90% of Your Brain : It turns out that most people do indeed use all of their brain, just not all at once the same way you won't have every light in your house on if you're not in a particular room. In fact, if you ever find yourself with all your "lights" on at once, congratulations: you're having a seizure.
Prince Charming: Time was, every fairytale had a character whose main function was to be a) physically attractive and b) a socially advantageous marriage prospect for the hero/heroine, by virtue of being wealthy and/or a member of the aristocracy. Information about this character's actual personality tended to be sketchy at best, except period dramas. Remained popular through the early Disney Animated Canon. Nowadays often subverted as being clueless and vain, if not downright evil. See Prince Charmless, which is the current form nowadays. See what we meant by the spoof becoming a trope?
Red Wire Blue Wire: 9/11, The Troubles and 30 years of terrorists hiding grenades inside dead cows and cars instead of metal boxes marked "BOMB" have stomped this one flat.
Standard '50s Father: The '50s ended, and took the more overt forms of patriarchy along with it. The Bumbling Dad, originally a pretty clear way of rebelling against this trope, eventually become so prevalent in modern media that showing a sensible, competent father (in a sitcom, anyway) is practically a subversion in itself.
Stern Nuns beating students at Catholic school. At least in the United States, nuns stopped doing this a long time ago (and also a good many Catholic schoolteachers are lay people), and yet Hollywood and TV shows constantly act like it's still standard procedure, as sitcom parents often threaten their rebellious teen with a transfer to a school run by nuns, implying that they will be beaten.
The Talk: Especially considering the proliferation of the internet and other knowledge resources, the subversion has become more often than not Truth in Television.

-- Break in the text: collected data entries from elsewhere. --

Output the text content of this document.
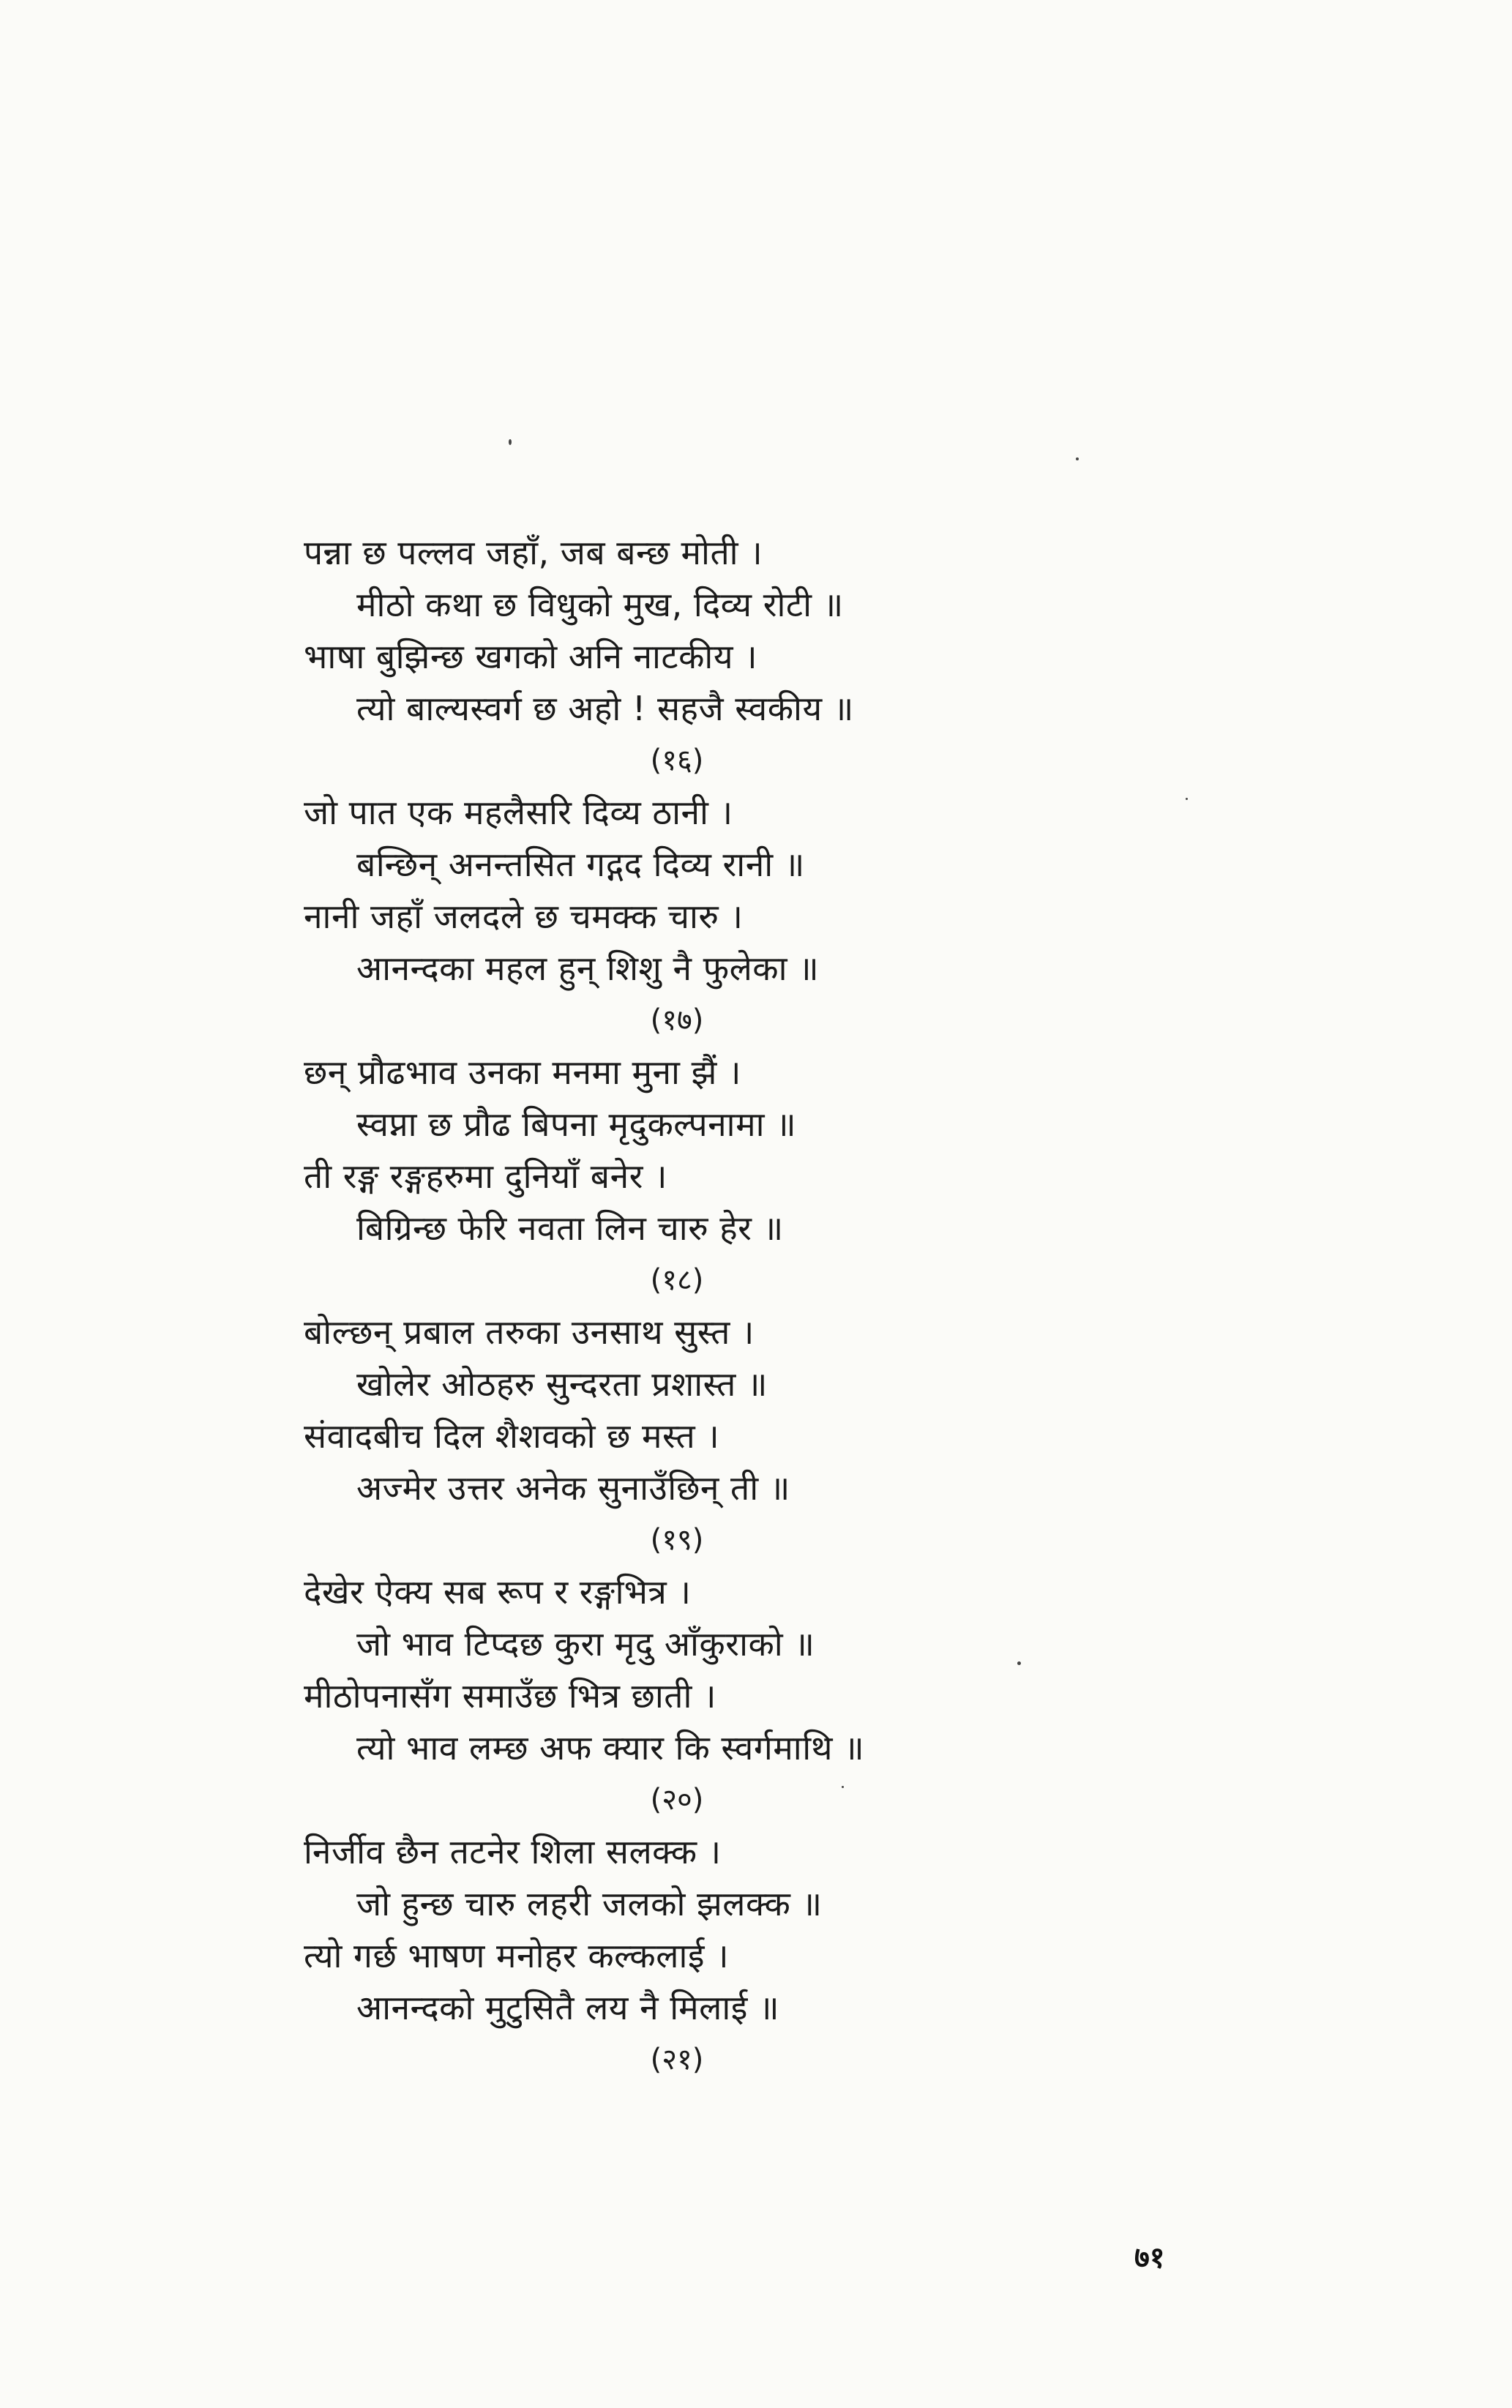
पन्ना छ पल्लव जहाँ, जब बन्छ मोती ।
मीठो कथा छ विधुको मुख, दिव्य रोटी ॥
भाषा बुझिन्छ खगको अनि नाटकीय ।
त्यो बाल्यस्वर्ग छ अहो ! सहजै स्वकीय ॥
(१६)
जो पात एक महलैसरि दिव्य ठानी ।
बन्छिन् अनन्तसित गद्गद दिव्य रानी ॥
नानी जहाँ जलदले छ चमक्क चारु ।
आनन्दका महल हुन् शिशु नै फुलेका ॥
(१७)
छन् प्रौढभाव उनका मनमा मुना झैं ।
स्वप्ना छ प्रौढ बिपना मृदुकल्पनामा ॥
ती रङ्ग रङ्गहरुमा दुनियाँ बनेर ।
बिग्रिन्छ फेरि नवता लिन चारु हेर ॥
(१८)
बोल्छन् प्रबाल तरुका उनसाथ सुस्त ।
खोलेर ओठहरु सुन्दरता प्रशास्त ॥
संवादबीच दिल शैशवको छ मस्त ।
अज्मेर उत्तर अनेक सुनाउँछिन् ती ॥
(१९)
देखेर ऐक्य सब रूप र रङ्गभित्र ।
जो भाव टिप्दछ कुरा मृदु आँकुराको ॥
मीठोपनासँग समाउँछ भित्र छाती ।
त्यो भाव लम्छ अफ क्यार कि स्वर्गमाथि ॥
(२०)
निर्जीव छैन तटनेर शिला सलक्क ।
जो हुन्छ चारु लहरी जलको झलक्क ॥
त्यो गर्छ भाषण मनोहर कल्कलाई ।
आनन्दको मुटुसितै लय नै मिलाई ॥
(२१)
७१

Take Me to Your Leader: Despite the fact that there is some Truth in Television in the sense that an explorer in a distant land, upon meeting some of the locals, might wish to speak with whoever's in charge around here, the form of this where visiting extraterrestrials request this is almost never played straight these days. This is usually replaced in most fiction (mainly movies) with We Come in Peace — Shoot to Kill- the alien captain will simply vaporize everyone in the room the moment someone says "hello," or he and his unit are mindless Starfish Aliens with no concept of diplomacy, or the local General Ripper will ignore protocol and blast a hole in the alien's chest long before any leader is summoned. When this line is used, it's generally combined with an "Always Wanted To Say That"-type line.
Vampire Vords: Strongly associated with "old", Bela Lugosi-style vampires. Neither the modern "sexy" vampires or the few genuinely threatening ones in modern fiction talk this way, because it's silly.
Wire Dilemma: So pervasive in action and crime movies of the 80s and 90s to add tension that by now subversions and parodies have far outnumbered straight uses. All wires are the same color, the bomb just gets thrown out the window, the timer speeds up when the wires are cut... permutations are many.
Working on the Chain Gang: The punishment was once very commonplace in Southern US states up until the mid-1950s, with Georgia being the last to abolish it in '55. Today only a single county in Arizona remains as the one place that still makes use of chain gangs, although inmates serving on these ones aren't shackled together anymore. Nowadays, chain gangs mostly just exist in period pieces in media that involve prisoners in the early half of the 20th Century. Replaced with "community service" nowadays; usually a crew of guys filling potholes on the highway or picking up litter in the park, but these activities aren't gritty or sexy enough for Hollywood so they rarely show up in media.